Comissão de Proteção Dados veta divulgação integral de relatório sobre Pedrógão

António Cotrim / Lusa

A Comissão Nacional de Proteção Dados (CNPD) vetou a publicação integral do capítulo seis do relatório elaborado por Domingos Xavier Viegas sobre os incêndios de Pedrógão Grande, permitindo apenas que os familiares das vítimas tenham acesso à informação.

“A CNPD não autoriza a publicação ou divulgação pública integral do capítulo seis do relatório, intitulado ‘o complexo de incêndios de Pedrógão Grande e concelhos limítrofes, iniciado a 17 de junho de 2017’, na ‘versão destinada a ser tornada pública’, elaborado pelo Centro de Estudos sobre Incêndios Florestais da Universidade de Coimbra”, refere o parecer, feito a pedido do ministro da Administração Interna, Eduardo Cabrita.

A CNPD considera que a divulgação pública do relatório expõe “as pessoas num grau muito elevado, afetando significativamente os direitos fundamentais ao respeito pela vida privada e à proteção de dados pessoais”.

A 16 de outubro, foi entregue ao Governo o relatório de Domingos Xavier Viegas, que na altura foi divulgado à exceção do capítulo seis, que faz uma descrição detalhada sobre as últimas horas de vida das 65 vítimas mortais do incêndio que deflagrou em Pedrógão Grande a 17 de junho, bem como o que sucedeu ou terá sucedido com os sobreviventes durante os fogos.

O relatório foi divulgado ainda pela ex-ministra Constança Urbano de Sousa, mas o atual ministro Eduardo Cabrita pediu à CNPD que se pronunciasse sobre os termos da eventual divulgação pública do capítulo seis.

No parecer, a CNPD refere que, “apesar do esforço de anonimização”, é possível “relacionar os factos e situações descritos com as vítimas, testemunhas e sobreviventes e, com isso, identificar a quem dizem respeito”.

“A divulgação generalizada, sobretudo no contexto da Internet, da informação pormenorizada sobre cada uma das vítimas e das suas últimas horas de vida expõe as pessoas num grau muito elevado, afetando significativamente os direitos fundamentais ao respeito pela vida privada e à proteção de dados pessoais”, lê-se na deliberação, datada de 21 de novembro e divulgada na página da Internet daquele organismo.

A CNPD considera também que os familiares diretos das vítimas podem ter conhecimento parcelar do descrito no capítulo seis do relatório, nas “partes que digam especificamente respeito aos respetivos parentes falecidos”.

Apesar do veto, a Comissão Nacional de Proteção Dados a autoriza a publicação dos três pontos do capítulo seis, desde que previamente sejam colocados no anonimato “alguns elementos que podem permitir indiretamente a identificação dos intervenientes” e que “cada um dos intervenientes der o consentimento”.

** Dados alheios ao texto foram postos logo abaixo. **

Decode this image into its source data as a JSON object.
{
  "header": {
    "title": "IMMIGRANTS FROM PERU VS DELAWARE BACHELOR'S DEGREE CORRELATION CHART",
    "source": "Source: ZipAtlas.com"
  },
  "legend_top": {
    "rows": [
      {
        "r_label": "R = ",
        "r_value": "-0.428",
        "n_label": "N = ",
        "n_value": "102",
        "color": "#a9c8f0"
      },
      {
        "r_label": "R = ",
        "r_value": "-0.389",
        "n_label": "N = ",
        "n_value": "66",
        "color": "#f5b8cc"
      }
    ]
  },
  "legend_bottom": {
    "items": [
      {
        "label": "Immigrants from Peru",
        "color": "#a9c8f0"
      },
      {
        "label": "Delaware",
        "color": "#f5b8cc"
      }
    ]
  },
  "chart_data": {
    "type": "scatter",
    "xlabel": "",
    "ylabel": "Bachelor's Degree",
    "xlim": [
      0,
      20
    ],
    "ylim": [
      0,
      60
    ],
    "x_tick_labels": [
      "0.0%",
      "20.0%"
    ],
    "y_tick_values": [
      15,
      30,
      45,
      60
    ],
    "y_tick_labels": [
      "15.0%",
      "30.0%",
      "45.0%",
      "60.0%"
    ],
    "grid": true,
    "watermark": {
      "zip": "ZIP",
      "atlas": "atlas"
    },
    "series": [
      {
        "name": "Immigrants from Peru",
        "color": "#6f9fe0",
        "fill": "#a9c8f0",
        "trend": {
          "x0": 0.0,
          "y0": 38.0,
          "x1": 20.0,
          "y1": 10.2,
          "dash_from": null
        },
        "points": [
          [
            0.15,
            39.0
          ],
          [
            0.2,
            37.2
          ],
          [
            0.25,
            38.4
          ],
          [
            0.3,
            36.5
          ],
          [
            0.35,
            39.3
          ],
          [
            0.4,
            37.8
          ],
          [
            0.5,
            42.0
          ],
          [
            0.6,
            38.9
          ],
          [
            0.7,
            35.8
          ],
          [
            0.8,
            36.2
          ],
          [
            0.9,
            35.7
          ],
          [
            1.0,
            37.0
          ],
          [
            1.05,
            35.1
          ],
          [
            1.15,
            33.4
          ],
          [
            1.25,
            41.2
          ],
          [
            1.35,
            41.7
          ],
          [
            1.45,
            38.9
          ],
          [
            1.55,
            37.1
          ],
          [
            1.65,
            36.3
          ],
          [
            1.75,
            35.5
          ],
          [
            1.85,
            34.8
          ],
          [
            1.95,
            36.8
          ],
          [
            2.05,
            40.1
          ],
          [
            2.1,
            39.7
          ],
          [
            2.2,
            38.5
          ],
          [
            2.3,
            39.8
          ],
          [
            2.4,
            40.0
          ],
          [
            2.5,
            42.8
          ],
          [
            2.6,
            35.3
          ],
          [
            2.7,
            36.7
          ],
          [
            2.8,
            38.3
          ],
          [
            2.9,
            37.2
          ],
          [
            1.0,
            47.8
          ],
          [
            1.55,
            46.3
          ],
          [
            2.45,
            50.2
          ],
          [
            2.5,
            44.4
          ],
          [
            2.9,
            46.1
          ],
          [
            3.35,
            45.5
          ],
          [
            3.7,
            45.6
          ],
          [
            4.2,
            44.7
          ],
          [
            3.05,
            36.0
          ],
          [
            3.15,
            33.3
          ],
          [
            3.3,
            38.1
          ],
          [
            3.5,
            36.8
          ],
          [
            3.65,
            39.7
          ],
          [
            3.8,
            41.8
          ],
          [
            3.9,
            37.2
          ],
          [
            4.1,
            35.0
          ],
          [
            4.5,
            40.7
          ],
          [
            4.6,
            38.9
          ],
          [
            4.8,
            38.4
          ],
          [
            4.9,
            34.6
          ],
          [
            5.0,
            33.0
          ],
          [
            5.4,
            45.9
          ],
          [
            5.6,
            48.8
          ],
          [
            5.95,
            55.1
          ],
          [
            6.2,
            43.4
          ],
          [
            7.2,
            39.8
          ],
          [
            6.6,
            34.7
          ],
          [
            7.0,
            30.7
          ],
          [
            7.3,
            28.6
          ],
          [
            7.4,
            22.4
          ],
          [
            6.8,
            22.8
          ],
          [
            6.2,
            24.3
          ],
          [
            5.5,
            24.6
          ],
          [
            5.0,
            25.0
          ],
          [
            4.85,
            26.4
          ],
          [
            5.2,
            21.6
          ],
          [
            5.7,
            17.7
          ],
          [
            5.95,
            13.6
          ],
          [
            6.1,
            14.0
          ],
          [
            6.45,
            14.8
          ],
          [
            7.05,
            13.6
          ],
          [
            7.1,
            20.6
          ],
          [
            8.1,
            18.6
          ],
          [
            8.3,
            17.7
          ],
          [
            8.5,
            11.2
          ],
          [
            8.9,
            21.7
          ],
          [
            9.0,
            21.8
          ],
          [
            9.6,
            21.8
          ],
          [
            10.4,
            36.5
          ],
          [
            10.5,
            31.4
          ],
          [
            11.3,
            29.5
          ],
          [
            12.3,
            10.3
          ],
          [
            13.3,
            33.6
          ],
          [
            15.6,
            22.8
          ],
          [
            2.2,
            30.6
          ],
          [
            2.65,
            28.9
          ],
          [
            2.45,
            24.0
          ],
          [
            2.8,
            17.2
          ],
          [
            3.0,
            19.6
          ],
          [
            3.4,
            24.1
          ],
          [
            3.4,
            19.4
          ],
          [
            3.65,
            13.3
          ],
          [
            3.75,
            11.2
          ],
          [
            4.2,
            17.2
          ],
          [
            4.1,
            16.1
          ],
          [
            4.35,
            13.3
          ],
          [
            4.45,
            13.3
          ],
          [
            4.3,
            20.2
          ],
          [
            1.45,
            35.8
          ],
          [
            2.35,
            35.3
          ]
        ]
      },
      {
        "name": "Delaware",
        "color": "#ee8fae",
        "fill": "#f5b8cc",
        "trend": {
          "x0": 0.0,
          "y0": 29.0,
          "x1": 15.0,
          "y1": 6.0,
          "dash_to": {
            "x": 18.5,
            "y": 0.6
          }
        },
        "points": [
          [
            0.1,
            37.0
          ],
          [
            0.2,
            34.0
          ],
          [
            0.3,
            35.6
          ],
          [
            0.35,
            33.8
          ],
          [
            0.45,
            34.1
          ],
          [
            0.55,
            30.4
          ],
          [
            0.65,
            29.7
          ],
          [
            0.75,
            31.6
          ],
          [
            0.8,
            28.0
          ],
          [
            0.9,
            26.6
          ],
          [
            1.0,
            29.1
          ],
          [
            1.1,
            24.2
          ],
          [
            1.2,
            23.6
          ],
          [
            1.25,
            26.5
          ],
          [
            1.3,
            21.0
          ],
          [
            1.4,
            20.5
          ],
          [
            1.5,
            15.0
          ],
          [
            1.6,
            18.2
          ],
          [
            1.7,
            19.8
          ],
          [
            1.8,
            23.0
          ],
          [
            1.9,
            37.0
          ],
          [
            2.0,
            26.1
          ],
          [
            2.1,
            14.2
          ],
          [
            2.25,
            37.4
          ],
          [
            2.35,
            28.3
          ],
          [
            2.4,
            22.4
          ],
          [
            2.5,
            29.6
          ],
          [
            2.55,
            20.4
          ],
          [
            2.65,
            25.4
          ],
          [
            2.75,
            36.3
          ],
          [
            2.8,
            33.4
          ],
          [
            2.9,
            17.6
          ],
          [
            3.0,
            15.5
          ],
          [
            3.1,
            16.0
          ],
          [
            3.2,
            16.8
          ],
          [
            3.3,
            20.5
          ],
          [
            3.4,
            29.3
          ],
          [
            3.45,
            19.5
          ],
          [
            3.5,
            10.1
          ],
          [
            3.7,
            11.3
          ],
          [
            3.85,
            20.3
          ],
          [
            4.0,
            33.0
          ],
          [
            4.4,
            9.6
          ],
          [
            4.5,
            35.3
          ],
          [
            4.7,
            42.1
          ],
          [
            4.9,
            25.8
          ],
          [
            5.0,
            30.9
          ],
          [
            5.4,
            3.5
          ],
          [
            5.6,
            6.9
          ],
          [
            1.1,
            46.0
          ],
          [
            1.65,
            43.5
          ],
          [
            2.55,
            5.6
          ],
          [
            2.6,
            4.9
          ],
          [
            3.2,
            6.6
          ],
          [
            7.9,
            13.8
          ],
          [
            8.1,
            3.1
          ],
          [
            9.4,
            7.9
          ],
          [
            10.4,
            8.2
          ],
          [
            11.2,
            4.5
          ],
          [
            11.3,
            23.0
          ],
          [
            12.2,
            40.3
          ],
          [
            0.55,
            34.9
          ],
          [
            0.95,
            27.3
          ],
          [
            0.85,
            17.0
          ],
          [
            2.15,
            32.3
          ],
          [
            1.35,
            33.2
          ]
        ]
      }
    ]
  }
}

Um dos pontos que pode ser divulgado refere situações de prestação de socorro, que, segundo a CNPD, corresponde “a uma das principais funções públicas” e, como tal, sujeito a um reforçado acompanhamento e controlo pela sociedade”.

O parecer da CNPD considera relevante dar a conhecer o número de casos em que por causa da quebra da energia elétrica não foi possível assegurar, através do uso de água, a proteção das pessoas e das casas, tendo provocado a sua fuga, bem como o número de casos em que as comunicações telefónicas falharam impossibilitando o pedido de ajuda.

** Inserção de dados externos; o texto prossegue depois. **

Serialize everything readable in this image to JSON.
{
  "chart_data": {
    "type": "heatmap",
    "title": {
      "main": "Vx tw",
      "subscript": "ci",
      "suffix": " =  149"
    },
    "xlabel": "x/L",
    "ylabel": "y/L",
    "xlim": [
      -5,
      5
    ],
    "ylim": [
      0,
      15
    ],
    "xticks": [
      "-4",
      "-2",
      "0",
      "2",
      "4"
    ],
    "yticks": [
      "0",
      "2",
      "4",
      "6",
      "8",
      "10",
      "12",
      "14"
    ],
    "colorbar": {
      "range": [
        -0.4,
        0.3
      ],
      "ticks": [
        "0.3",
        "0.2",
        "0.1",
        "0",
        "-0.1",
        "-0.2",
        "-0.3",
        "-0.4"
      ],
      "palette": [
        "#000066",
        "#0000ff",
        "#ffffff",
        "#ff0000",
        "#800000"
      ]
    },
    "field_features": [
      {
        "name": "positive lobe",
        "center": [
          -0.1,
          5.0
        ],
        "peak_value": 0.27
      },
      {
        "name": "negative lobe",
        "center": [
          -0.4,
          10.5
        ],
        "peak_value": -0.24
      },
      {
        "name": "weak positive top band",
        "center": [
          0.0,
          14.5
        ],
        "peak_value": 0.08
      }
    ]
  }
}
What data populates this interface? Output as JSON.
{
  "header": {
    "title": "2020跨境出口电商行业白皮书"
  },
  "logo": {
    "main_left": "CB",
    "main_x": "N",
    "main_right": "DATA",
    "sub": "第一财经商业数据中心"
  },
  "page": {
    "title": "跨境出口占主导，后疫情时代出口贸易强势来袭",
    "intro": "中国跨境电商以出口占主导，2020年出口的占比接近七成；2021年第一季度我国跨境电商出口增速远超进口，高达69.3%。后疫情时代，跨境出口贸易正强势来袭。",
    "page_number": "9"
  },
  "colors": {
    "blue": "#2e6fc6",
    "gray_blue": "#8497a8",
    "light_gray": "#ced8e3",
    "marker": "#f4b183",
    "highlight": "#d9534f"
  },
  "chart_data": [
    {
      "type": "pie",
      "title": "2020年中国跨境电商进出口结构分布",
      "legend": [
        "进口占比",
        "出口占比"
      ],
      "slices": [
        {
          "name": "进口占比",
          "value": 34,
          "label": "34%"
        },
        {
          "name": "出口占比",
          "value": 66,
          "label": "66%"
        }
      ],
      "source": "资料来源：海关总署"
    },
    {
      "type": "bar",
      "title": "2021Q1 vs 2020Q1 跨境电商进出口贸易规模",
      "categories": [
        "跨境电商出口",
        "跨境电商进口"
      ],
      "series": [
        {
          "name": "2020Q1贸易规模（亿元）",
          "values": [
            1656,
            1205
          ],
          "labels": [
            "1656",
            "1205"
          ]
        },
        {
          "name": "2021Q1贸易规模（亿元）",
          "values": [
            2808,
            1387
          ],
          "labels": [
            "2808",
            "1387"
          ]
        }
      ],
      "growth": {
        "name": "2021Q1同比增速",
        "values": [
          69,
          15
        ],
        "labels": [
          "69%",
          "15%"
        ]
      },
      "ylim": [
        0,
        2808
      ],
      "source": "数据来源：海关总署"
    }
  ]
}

Vítimas querem que relatório seja divulgado “para que não volte a acontecer”

Dina Alves, responsável da Associação de Vítimas do Incêndio de Pedrógão Grande (AVIPG) defende, no entanto, que, “para que não volte a acontecer”, devem ser tornadas públicas as informações constantes do capítulo 6 do relatório sobre o incêndio, do qual consta a descrição das circunstâncias de 27 mortes durante a tragédia de 17 de junho.

A associação vai reunir com o autor do relatório e tem também marcada, para esta sexta-feira, uma reunião com o ministro da Administração Interna, Eduardo Cabrita.

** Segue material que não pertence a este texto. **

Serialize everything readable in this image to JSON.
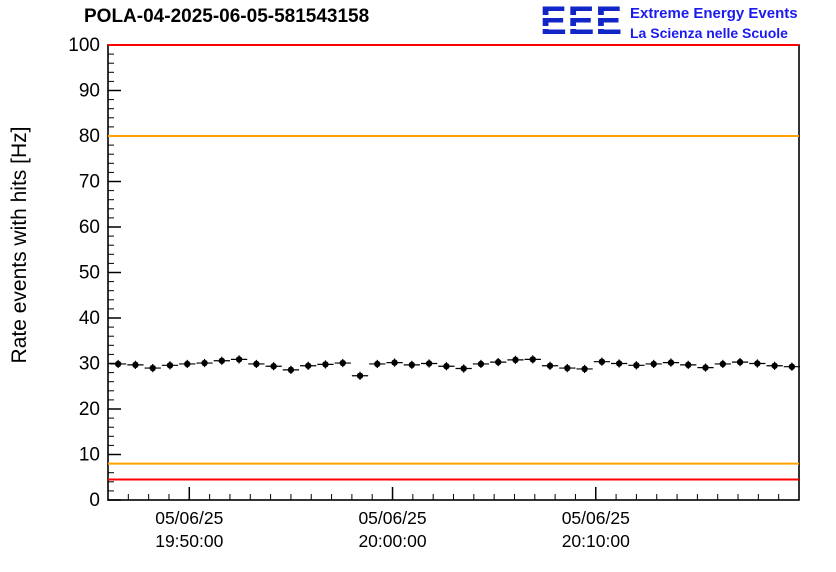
{
  "header": {
    "title": "POLA-04-2025-06-05-581543158"
  },
  "logo": {
    "letters": "EEE",
    "line1": "Extreme Energy Events",
    "line2": "La Scienza nelle Scuole",
    "color": "#1226c8"
  },
  "chart_data": {
    "type": "scatter",
    "title": "POLA-04-2025-06-05-581543158",
    "xlabel": "",
    "ylabel": "Rate events with hits [Hz]",
    "ylim": [
      0,
      100
    ],
    "y_major_tick_step": 10,
    "y_minor_tick_step": 2,
    "x_range": [
      "05/06/25 19:46:00",
      "05/06/25 20:20:00"
    ],
    "x_domain_sec": [
      0,
      2040
    ],
    "x_minor_tick_sec": 60,
    "x_ticks": [
      {
        "sec": 240,
        "date": "05/06/25",
        "time": "19:50:00"
      },
      {
        "sec": 840,
        "date": "05/06/25",
        "time": "20:00:00"
      },
      {
        "sec": 1440,
        "date": "05/06/25",
        "time": "20:10:00"
      }
    ],
    "thresholds": [
      {
        "value": 100,
        "color": "#ff0000"
      },
      {
        "value": 80,
        "color": "#ffa200"
      },
      {
        "value": 8,
        "color": "#ffa200"
      },
      {
        "value": 4.5,
        "color": "#ff0000"
      }
    ],
    "marker": {
      "color": "#000000",
      "radius": 3.2,
      "y_err": 0.9,
      "x_err_sec": 24
    },
    "x_offsets_sec": [
      30,
      81,
      132,
      183,
      234,
      285,
      336,
      387,
      438,
      489,
      540,
      591,
      642,
      693,
      744,
      795,
      846,
      897,
      948,
      999,
      1050,
      1101,
      1152,
      1203,
      1254,
      1305,
      1356,
      1407,
      1458,
      1509,
      1560,
      1611,
      1662,
      1713,
      1764,
      1815,
      1866,
      1917,
      1968,
      2019
    ],
    "values": [
      29.9,
      29.7,
      29.0,
      29.6,
      29.9,
      30.1,
      30.6,
      30.9,
      29.9,
      29.4,
      28.6,
      29.5,
      29.8,
      30.1,
      27.3,
      29.9,
      30.2,
      29.7,
      30.0,
      29.4,
      28.9,
      29.9,
      30.3,
      30.8,
      30.9,
      29.5,
      29.0,
      28.8,
      30.4,
      30.0,
      29.6,
      29.9,
      30.2,
      29.7,
      29.1,
      29.9,
      30.3,
      30.0,
      29.5,
      29.3
    ],
    "grid": false,
    "legend": null
  }
}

“O objetivo número um é que aquilo que se passou não volte a acontecer. E é por isso que é muito importante que o capítulo 6 tenha uma divulgação pública“, defendeu ao Diário de Notícias.

A divulgação do capítulo 6, admitiu, “poderá ferir suscetibilidades. Mas a nós, enquanto associação de vítimas, o que importa é que fique claro que os nossos familiares, vizinhos e amigos passaram por aquilo”, defendeu: “Há situações lá descritas que é importante que sejam do domínio público, para que as mortes não tenham sido em vão“.